Using ArenaAllocator in a short-lived command-line zig program

biosbob · April 3, 2024, 6:07pm

i’m writing a command-line program in zig that will do some “simple” reading/writing of ~50 files which each contain no more than 200 lines of text… once the processing finishes (in seconds, not minutes) the program exits…

currently, i’m taking a somewhat brute force approach to memory management:

i create a single std.heap.ArenaAllocator in my main.zig, which is used everywhere an Allocator is needed; and
i have a defer arena.deinit() statement immediately following, which will presumably free everything in one place…

said another way, there are many functions that return some object which (according to their docs) i’m responsible for freeing… KNOWING that i’m using an ArenaAllocator, what’s the point of adding a bunch of defer statements that are essentially invoking a “free NOP”… (clearly, were i to use a different sort of allocator, this would be important)…

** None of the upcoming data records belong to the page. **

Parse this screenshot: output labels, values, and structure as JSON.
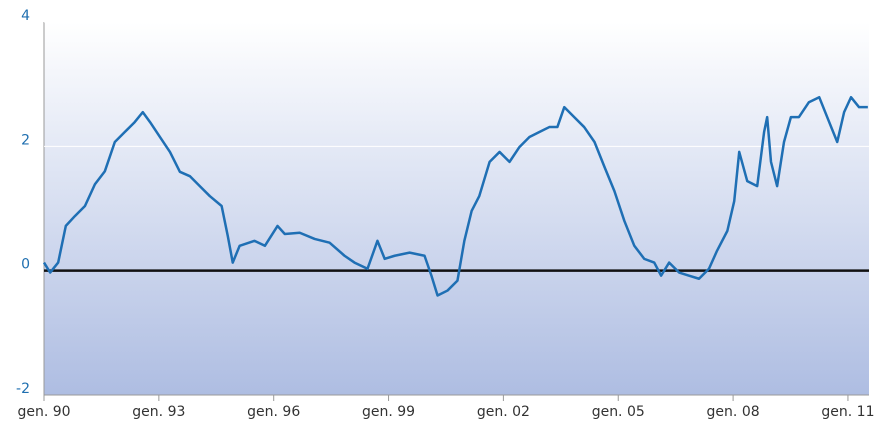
{
  "chart_data": {
    "type": "line",
    "x": [
      1990.0,
      1990.16,
      1990.37,
      1990.57,
      1990.81,
      1991.07,
      1991.33,
      1991.59,
      1991.85,
      1992.11,
      1992.37,
      1992.58,
      1992.77,
      1993.03,
      1993.29,
      1993.55,
      1993.81,
      1994.07,
      1994.33,
      1994.64,
      1994.8,
      1994.93,
      1995.11,
      1995.5,
      1995.77,
      1996.1,
      1996.29,
      1996.68,
      1997.07,
      1997.46,
      1997.85,
      1998.11,
      1998.45,
      1998.71,
      1998.9,
      1999.16,
      1999.55,
      1999.94,
      2000.12,
      2000.28,
      2000.54,
      2000.8,
      2000.98,
      2001.17,
      2001.37,
      2001.64,
      2001.9,
      2002.16,
      2002.42,
      2002.68,
      2002.94,
      2003.2,
      2003.41,
      2003.59,
      2003.85,
      2004.11,
      2004.38,
      2004.64,
      2004.9,
      2005.16,
      2005.42,
      2005.68,
      2005.94,
      2006.12,
      2006.33,
      2006.59,
      2006.85,
      2007.11,
      2007.37,
      2007.58,
      2007.85,
      2008.03,
      2008.16,
      2008.37,
      2008.63,
      2008.81,
      2008.89,
      2008.99,
      2009.15,
      2009.33,
      2009.51,
      2009.72,
      2009.98,
      2010.25,
      2010.51,
      2010.72,
      2010.9,
      2011.08,
      2011.29,
      2011.52
    ],
    "series": [
      {
        "color": "#1f6fb4",
        "values": [
          0.13,
          -0.03,
          0.13,
          0.72,
          0.88,
          1.04,
          1.39,
          1.6,
          2.07,
          2.23,
          2.39,
          2.55,
          2.39,
          2.15,
          1.91,
          1.59,
          1.52,
          1.36,
          1.2,
          1.04,
          0.56,
          0.13,
          0.4,
          0.48,
          0.4,
          0.72,
          0.59,
          0.61,
          0.51,
          0.45,
          0.24,
          0.13,
          0.03,
          0.48,
          0.19,
          0.24,
          0.29,
          0.24,
          -0.08,
          -0.4,
          -0.32,
          -0.16,
          0.48,
          0.96,
          1.2,
          1.75,
          1.91,
          1.75,
          1.99,
          2.15,
          2.23,
          2.31,
          2.31,
          2.63,
          2.47,
          2.31,
          2.07,
          1.67,
          1.28,
          0.8,
          0.4,
          0.19,
          0.13,
          -0.08,
          0.13,
          -0.03,
          -0.08,
          -0.13,
          0.03,
          0.32,
          0.64,
          1.12,
          1.91,
          1.44,
          1.36,
          2.23,
          2.47,
          1.75,
          1.36,
          2.07,
          2.47,
          2.47,
          2.71,
          2.79,
          2.39,
          2.07,
          2.55,
          2.79,
          2.63,
          2.63
        ]
      }
    ],
    "xlim": [
      1990.0,
      2011.55
    ],
    "xticks": [
      {
        "value": 1990,
        "label": "gen. 90"
      },
      {
        "value": 1993,
        "label": "gen. 93"
      },
      {
        "value": 1996,
        "label": "gen. 96"
      },
      {
        "value": 1999,
        "label": "gen. 99"
      },
      {
        "value": 2002,
        "label": "gen. 02"
      },
      {
        "value": 2005,
        "label": "gen. 05"
      },
      {
        "value": 2008,
        "label": "gen. 08"
      },
      {
        "value": 2011,
        "label": "gen. 11"
      }
    ],
    "ylim": [
      -2,
      4
    ],
    "yticks": [
      -2,
      0,
      2,
      4
    ],
    "grid": true
  }
}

in certain cases (eg., some config file parsers i’m playing with), it appears that the parser creates its own ArenaAllocator which is freed along with results of the parser in some defer parsed_obj.deinit() statement…

should i really worry about this if (say) i’m only parsing a handful of files???

and what about files themselves… i’m assume i should be “closing” files once they are no longer needed – which is yet another defer file.close() statement…

so what i’m still trying understand is this: given my use of an ArenaAllocator, what are some guidelines for how much “incremental release of resources” i should still concern myself with given the short-lived nature of my command-line program???

dimdin · April 3, 2024, 6:45pm

How ArrenaAllocator works:
ArenaAllocator has a child allocator and a linked list of buffers. For child_allocator, my recommendation is to pass a c_allocator if you already link with libc otherwise a page_allocator.
The first time you allocate memory a new buffer is created (for the requested size) and a linked list node is added that points to that buffer. The second allocation tries to increase the size of the buffer, if it cannot increase the size of the buffer a new buffer is allocated and added as a new node in the linked list. Each time you call free, if you free the last allocation, the free is effective, otherwise it is a nop.

You don’t have to call free, and the free call is effective if and only if the free is for the last allocation.

If you pass your ArenaAllocator as a child_allocator for the parser you don’t have to free anything.

This have nothing to do with ArenaAllocator. You must close the files to ensure that buffers are flushed.

Your must still manage any resources such as files or sockets. But you don’t have to worry about memory (at least until you hit an out of memory limit).

kristoff · April 3, 2024, 7:04pm

if your program is not memory hungry, which should be the case if an arena allocator works for your usecase (since it doesn’t really free memory), then you might even opt for not deiniting it at the end of the program.

leak the memory and have the OS clean that up for you. it’s a legitimate technique, plenty of programs do that.

AndrewCodeDev · April 3, 2024, 8:52pm

Short lived arenas are also used under the hood in the standard library. We just recently got a question about the json module and you can see functions creating arenas under the hood to help with parsing before getting evacuated after the function call.